Turkish And English Lexicon, Redhouse, Zorlamak (زورلامق) : To force. (zorlamak) 2. To act with physical force or violence, to exert strength. (Fiziksel güç veya şiddet kullanarak hareket etmek, güç/kuvvet kullanmak/uygulamak)
Üç farklı kategorideki lugâtlardan ‘zorlamak’ nedir kaydettik. Dîni ıstılâhlara yer veren meşhûr kamuslar ve TDK’nın sözlüğü ve Oxford’un meşhûr Osmanlıca-İngilizce sözlüğü. Ve hepsinin ortak tanımlaması, zorlamanın; cebir, şiddet, güç, kuvvet uygulamak ile, karşı tarafın isteği ve rızâsı olmadığı halde onu o işi yapmaya mecbûr etmek ve irâdesine cebren hükmetmek şeklinde olduğudur.
Bu hatırımızda kalsın ve ikinci husûsa geçelim. Esîrlerin durumu;
İnsân Sûresi, 8.âyetde meâlen: “Ve kendileri ihtiyâç duydukları halde yiyeceklerini, fakîre, yetime ve esîre ikrâm ederler” denildiği gibi, Peygamberimizin (aleyhi’s-salâtu ve’s-Selâm) her zamân esirlere karşı iyi davranılmasını emrettiğini ve herkesin yediğinden yedirmesini tembîhlediğini de biliyoruz.
O halde, Peygamberimiz (ﷺ) zamânındaki esîrlerin durumu ile günümüzdeki esîrlerin durumu aynı değil. Günümüzde bir esîr; şiddetli tahakkümler, eziyetler ve belki işkenceler altında ezilirken, Peygamberimiz (ﷺ) zamânındaki esîrler; kendilerine yemek ikrâm edilen, ilgi ve alâkâ gösterilen bir konumdaydılar. Demek esîrlere tanınan bu kurtuluş yolu, o dönemdeki esîrler için zâten bir cebir olmadığı gibi, daha çok onlara sunulan mânevî bir ‘seçenek’ olduğunu, eğer zorlama olsa idi karşı tarafın istemediği birşeyi ona güç kullanarak yaptırtmak olacağını, halbuki onlara tevbe kapısının açılmasını; ebedî hayâtlarını kurtarmak için uzatılan bir şefkât eli mâhiyetinde olduğunu anlıyoruz.
Yine de zihne şu gelebilir; îmân ederek serbest kalmasının önü açılacağından dolayı, bir cihette o esîrleri buna sevk etmiş olmuyor mu?
Tevbe Sûresindeki ilgili âyette ne buyuruluyor..

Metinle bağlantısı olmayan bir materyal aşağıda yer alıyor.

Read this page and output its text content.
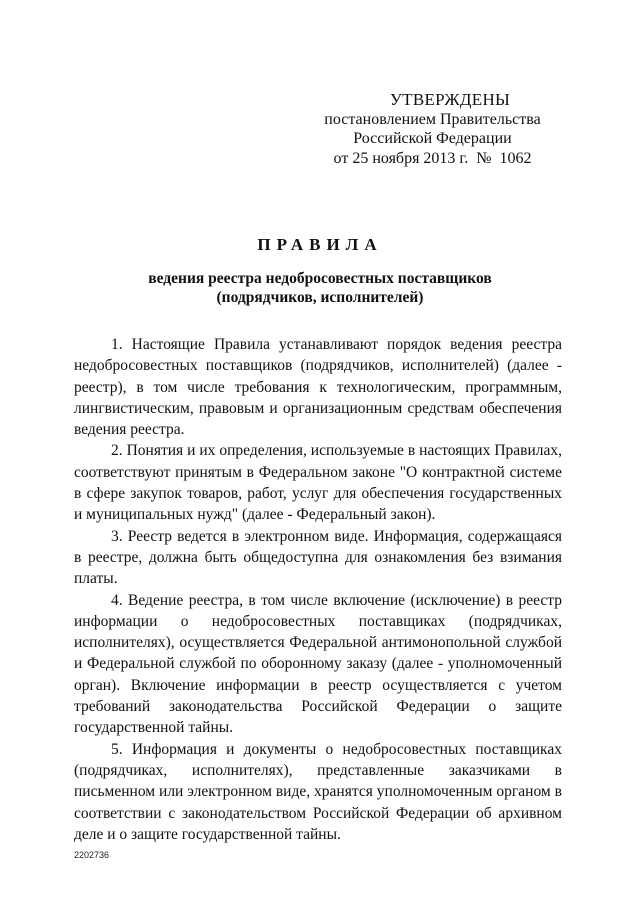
УТВЕРЖДЕНЫ
постановлением Правительства
Российской Федерации
от 25 ноября 2013 г.  №  1062
ПРАВИЛА
ведения реестра недобросовестных поставщиков
(подрядчиков, исполнителей)

1. Настоящие Правила устанавливают порядок ведения реестра недобросовестных поставщиков (подрядчиков, исполнителей) (далее - реестр), в том числе требования к технологическим, программным, лингвистическим, правовым и организационным средствам обеспечения ведения реестра.

2. Понятия и их определения, используемые в настоящих Правилах, соответствуют принятым в Федеральном законе "О контрактной системе в сфере закупок товаров, работ, услуг для обеспечения государственных и муниципальных нужд" (далее - Федеральный закон).

3. Реестр ведется в электронном виде. Информация, содержащаяся в реестре, должна быть общедоступна для ознакомления без взимания платы.

4. Ведение реестра, в том числе включение (исключение) в реестр информации о недобросовестных поставщиках (подрядчиках, исполнителях), осуществляется Федеральной антимонопольной службой и Федеральной службой по оборонному заказу (далее - уполномоченный орган). Включение информации в реестр осуществляется с учетом требований законодательства Российской Федерации о защите государственной тайны.

5. Информация и документы о недобросовестных поставщиках (подрядчиках, исполнителях), представленные заказчиками в письменном или электронном виде, хранятся уполномоченным органом в соответствии с законодательством Российской Федерации об архивном деле и о защите государственной тайны.

2202736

“‘Eğer tevbe ederlerse’ ve ‘namaz kılarlarsa’ ve ‘zekât verirlerse’ o vakit kendilerini serbest bırakın.” Demek, samîmî tevbe edip etmediklerine azamî dikkat edilip, bir Müslümân olarak yaşadığından emîn olduktan sonra, serbest bırakılır.
Ve diyelim ki esîrler serbest kalmak için ‘kabûl etmiş gibi görünüyorlar’ ve bir Müslümân gibi dikkatle yaşıyorlar. Elbette ki, kalplerinde olan bilinemeyeceğine göre ve Ashâb’da işin bu cihetinin farkında olduğuna göre…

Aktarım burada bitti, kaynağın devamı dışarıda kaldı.